Au Paraguay, la coutume veut que l’on fasse appel aux "connaissances du coin" pour l’entretien du jardin ou pour des travaux de plomberie, de menuiserie et d’électricité, mais ça peut vite devenir un vrai cauchemar financier et juridique.
99% de Mickey-Mouse
Dans la majorité des cas, ces personnes ne sont pas des professionnels qualifiés. Ce sont souvent des gens modestes qui saisissent une opportunité de gagner de quoi manger. Malheureusement, leur manque d'expertise peut causer des dégâts importants. J’en ai personnellement fait les frais, et la facture a été très lourde.
Deux intelligences artificielles consultées estiment environ à 99 % le taux de faux professionnels. Consolez-vous, il reste encore 1 % de vrais professionnels.
Je ne suis pas du tout surpris par ce pourcentage. Ce matin, je disais aux paraguayens qui partagent ma vie : « si j’ai besoin d’un électricien ou d’un plombier, je donne un coup de pied dans le premier cocotier du jardin et il en tombe 4 ou 5 de l’arbre ».
Gringo = billeteras con patas
Il faut en être conscient : en tant qu'Européens, nous sommes perçus comme tous fortunés. Si un problème survient dans leur famille (santé ou autre), le voisin "gentil comme tout" peut radicalement changer de visage par nécessité, ou pour sauver la vie d'un père ou d'un fils atteint d'une maladie.
Le sport national : La plainte au ministère du Travail
C'est le point le plus critique. Au moindre différend, même mineur, il est fréquent que l'employé ne revienne pas finir son travail. Au lieu de cela, il se rend directement au ministère du Travail pour déposer une plainte pour "licenciement abusif".
C'est une pratique extrêmement courante qui fait même sourire certains Paragoins de mon entourage , mais qui peut vous coûter très cher.
Vous allez probablement me demander « Pourquoi n'as-tu pas écrit ça avant ? Tu es l'animateur depuis 14 ans... »
La raison est toute simple : à mon arrivée en 2008/2009, la situation du peuple paraguayen était beaucoup moins préoccupante qu’aujourd’hui, où des gens acculés en mode survie sont prêts à tous les mensonges pour gagner un peu d’argent par nécessité.
Mais je vais écrire un truc là-dessus, c’est promis, et j’avoue que ça me démange depuis un moment.
Entre le développement des centres commerciaux et des tours « champignon » d’Asuncion et les familles, broyées par le système, dont le niveau de vie chute inexorablement, on peut distinguer deux pays complètement différents.

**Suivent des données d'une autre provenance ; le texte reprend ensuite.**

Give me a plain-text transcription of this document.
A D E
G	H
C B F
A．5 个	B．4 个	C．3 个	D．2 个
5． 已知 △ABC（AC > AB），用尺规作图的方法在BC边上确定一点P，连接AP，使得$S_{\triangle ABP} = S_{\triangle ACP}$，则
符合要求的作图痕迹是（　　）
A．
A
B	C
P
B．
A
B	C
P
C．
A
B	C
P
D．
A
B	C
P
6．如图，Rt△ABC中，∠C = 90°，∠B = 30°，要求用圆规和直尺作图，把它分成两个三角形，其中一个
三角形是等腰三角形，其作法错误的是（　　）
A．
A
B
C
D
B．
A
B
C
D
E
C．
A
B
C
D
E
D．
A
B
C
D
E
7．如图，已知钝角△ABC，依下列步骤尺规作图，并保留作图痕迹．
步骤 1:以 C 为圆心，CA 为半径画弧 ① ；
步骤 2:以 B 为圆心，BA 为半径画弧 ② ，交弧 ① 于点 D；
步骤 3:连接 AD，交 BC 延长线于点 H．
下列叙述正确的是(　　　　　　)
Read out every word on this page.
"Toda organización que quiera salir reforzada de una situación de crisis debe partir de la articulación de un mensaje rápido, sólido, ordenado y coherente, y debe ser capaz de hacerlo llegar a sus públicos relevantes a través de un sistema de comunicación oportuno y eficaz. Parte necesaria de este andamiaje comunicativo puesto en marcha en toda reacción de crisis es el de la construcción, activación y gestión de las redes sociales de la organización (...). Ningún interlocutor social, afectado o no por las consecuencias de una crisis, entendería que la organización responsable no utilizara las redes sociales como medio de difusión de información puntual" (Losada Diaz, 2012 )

Ce décalage crée une situation où l'étranger devient une cible par pure nécessité économique. C'est ce constat qui me pousse aujourd'hui à écrire sur le sujet : il est temps de montrer l'envers du décor.
COMMENT SE PROTÉGER
au-delà de l'aspect fiscal, UN RUC VALIDE est votre seule protection réelle et votre principal bouclier juridique contre ce système d'extorsion d'argent
UN RUC VALIDE (vérifié) :
La présomption de salariat : Au Paraguay, le Code du travail est hyper protecteur aussi bien en théorie qu'en pratique judiciaire). Sans facture légale , la justice considère par défaut qu'il existe un lien de subordination. En cas de chute ou d'accident, l'ouvrier devient instantanément votre "employé non déclaré".
Pire et écoutez bien : si vous traitez avec un patron qui a lui-même des employés, mais que ce patron n'a pas de RUC, si l'un de ses employés tombe d'un toit ou s'électrocute, ou se blesse, c'est vous qui êtes responsable à 100 % et il n'y a aucun moyen pour se sortir de ce guêpier. Je le sais, je suis passé plusieurs fois… je dis ça pour ceux qui comme Xavier (il se reconnaitra) désirent construire leur maison eux-mêmes en employant du personnel. S’il veut absolument construire sa maison lui-même, je lui ai conseillé de faire travailler les voisins. C’est le meilleur moyen de se protéger - en partie - d’un éventuel abus et ça permet en même temps de faire connaissance d’une façon particulièrement efficace.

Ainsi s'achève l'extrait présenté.